Growing up politically
With a minority Labor Government finally installed in Australia, we immediately see conservative partisans and media begin to lob destabilising mortars at it, before they’ve even gotten started. ENOUGH ALREADY!!
To their credit, some of the more broad-minded journalists are openly critical of some of their peers, suggesting that exaggerating conflict and polarising issues should not be acceptable reportage.
I couldn’t agree more, especially after seeing the media pour flaming oil on Labor’s proposed Citizens’ Assembly for climate policy. Read any newspaper story and you will find adjectives that carry judgement rather than fact. Most readers would not distinguish between Michelle Grattan the journalist and Michelle Grattan the influential political editor for the Age Newspaper, for example, so accept all her pronouncements as fact, when the only fact is that they are her opinion. While her commentary can be astute (although not regarding the CA), others are quite malevolently irresponsible.
In a democratic system that protects us well from the worst excesses of power in government, we don’t need media that messes it up like spoilt children.
My PhD supervisor Lyn Carson has just written a piece for Australian Policy Online entitled Growing up politically: conducting a national conversation on climate change. She spells out how the announcement of the Citizens’ Assembly during the election campaign was done so very poorly, feeding directly into the opinionated ignorance and divisiveness of the so-called reporters.

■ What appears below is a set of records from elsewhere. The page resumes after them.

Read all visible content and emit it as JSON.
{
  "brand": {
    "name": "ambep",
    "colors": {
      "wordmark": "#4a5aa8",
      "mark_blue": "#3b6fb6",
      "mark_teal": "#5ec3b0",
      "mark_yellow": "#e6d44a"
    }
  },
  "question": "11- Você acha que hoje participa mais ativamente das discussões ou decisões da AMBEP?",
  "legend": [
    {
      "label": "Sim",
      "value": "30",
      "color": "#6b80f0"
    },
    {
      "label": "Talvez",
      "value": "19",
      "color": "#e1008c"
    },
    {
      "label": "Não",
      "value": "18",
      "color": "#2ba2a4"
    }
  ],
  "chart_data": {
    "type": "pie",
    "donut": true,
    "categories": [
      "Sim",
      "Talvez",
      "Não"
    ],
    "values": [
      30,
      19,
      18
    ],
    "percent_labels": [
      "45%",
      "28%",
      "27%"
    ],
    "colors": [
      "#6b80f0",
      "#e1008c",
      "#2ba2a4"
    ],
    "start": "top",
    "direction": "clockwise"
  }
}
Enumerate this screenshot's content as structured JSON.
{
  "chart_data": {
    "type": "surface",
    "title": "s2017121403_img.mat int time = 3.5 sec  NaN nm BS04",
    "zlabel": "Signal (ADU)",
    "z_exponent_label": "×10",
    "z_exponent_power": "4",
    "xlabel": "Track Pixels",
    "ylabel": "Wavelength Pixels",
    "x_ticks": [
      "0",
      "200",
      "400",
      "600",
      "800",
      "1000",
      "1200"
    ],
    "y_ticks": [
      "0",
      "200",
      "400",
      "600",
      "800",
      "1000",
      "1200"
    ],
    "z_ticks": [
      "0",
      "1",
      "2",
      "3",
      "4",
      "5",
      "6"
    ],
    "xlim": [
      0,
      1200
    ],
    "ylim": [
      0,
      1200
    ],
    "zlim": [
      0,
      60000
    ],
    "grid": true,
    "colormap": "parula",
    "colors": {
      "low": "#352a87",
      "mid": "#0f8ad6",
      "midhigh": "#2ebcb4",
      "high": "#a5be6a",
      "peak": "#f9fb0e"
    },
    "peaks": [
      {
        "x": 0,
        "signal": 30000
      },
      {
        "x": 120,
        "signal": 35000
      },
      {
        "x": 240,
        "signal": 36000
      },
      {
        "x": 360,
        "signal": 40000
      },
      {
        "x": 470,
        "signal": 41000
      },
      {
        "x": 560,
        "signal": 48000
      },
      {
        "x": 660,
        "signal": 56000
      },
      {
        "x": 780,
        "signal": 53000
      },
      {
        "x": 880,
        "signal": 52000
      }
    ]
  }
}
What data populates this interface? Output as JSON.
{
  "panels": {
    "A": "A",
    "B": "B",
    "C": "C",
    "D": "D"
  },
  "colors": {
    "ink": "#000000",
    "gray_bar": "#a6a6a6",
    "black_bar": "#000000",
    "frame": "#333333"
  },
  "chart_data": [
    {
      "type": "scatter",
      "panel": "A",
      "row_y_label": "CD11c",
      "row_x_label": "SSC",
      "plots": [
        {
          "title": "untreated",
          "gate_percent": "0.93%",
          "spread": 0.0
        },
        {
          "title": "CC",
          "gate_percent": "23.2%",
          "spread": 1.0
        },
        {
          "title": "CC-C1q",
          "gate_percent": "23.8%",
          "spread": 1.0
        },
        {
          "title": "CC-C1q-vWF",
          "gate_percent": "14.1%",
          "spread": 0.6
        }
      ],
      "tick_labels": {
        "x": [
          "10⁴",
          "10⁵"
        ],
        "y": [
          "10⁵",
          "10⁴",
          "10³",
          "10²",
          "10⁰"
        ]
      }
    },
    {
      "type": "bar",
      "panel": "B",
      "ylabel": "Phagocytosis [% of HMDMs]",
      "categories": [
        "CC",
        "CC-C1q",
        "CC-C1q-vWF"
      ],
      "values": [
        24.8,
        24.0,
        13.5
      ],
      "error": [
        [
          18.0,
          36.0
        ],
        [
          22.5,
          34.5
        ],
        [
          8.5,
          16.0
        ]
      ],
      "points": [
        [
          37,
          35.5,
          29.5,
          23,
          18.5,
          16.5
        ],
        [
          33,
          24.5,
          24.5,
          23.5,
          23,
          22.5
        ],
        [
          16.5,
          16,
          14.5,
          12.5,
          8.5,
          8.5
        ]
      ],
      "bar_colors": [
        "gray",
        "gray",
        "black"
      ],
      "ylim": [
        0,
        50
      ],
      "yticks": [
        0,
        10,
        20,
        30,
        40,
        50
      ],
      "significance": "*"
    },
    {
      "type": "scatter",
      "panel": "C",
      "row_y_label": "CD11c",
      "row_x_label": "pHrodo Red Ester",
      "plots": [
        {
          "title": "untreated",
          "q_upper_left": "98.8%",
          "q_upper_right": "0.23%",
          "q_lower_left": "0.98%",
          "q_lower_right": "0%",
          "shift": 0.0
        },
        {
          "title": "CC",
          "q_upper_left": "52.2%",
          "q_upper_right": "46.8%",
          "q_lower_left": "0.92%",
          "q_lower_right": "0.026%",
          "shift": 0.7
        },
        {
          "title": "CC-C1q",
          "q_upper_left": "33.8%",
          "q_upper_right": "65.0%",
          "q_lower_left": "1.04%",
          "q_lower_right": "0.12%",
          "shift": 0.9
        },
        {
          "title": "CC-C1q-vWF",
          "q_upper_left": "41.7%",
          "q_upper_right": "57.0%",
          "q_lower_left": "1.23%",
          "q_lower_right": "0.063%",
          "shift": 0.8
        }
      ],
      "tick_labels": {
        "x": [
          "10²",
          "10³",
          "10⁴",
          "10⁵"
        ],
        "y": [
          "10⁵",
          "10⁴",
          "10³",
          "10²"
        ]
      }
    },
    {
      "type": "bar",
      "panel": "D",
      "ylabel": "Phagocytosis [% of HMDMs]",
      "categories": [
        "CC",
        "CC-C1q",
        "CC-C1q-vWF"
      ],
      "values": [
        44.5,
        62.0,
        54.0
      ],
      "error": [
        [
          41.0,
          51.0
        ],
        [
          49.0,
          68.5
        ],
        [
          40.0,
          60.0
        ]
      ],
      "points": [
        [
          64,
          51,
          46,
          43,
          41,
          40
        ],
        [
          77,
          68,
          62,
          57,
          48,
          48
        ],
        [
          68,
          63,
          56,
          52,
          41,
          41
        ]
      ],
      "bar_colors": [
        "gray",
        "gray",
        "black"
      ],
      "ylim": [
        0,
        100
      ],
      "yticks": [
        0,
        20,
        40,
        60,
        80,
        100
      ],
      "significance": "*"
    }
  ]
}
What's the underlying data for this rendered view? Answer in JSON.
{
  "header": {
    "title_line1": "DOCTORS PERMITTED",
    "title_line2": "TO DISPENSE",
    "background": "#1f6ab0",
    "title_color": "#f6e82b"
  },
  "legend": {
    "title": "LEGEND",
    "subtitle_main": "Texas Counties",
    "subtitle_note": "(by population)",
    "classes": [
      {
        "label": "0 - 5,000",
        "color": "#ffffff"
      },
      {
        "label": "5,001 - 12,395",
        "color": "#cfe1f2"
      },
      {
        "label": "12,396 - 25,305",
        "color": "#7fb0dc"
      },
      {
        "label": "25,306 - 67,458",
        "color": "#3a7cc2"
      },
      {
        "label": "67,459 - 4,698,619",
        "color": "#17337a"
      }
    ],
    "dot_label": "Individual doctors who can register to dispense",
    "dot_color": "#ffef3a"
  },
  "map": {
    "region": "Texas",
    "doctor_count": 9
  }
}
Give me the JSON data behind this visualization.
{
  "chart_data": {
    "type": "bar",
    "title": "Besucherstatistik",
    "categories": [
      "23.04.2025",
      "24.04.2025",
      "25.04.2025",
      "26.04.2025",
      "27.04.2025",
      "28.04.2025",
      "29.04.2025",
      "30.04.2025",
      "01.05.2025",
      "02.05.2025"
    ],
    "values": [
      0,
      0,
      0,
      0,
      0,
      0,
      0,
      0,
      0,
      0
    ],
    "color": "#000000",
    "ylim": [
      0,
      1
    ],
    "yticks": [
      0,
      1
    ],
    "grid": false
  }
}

Most of the caustic commentary was about “failure of leadership”. De-constructing the commentary, one finds an almost universal [media] expectation that politicians should exercise power in a liberal democratic tradition that provides them with that mandate…. However, leadership is easy if everyone agrees or if the leader does [only] what the stakeholders want. Involving voters in difficult decisions is one way to diffuse that anger by sharing ownership of those decisions. Furthermore, experts alone will not resolve this issue…. Parliaments certainly cannot.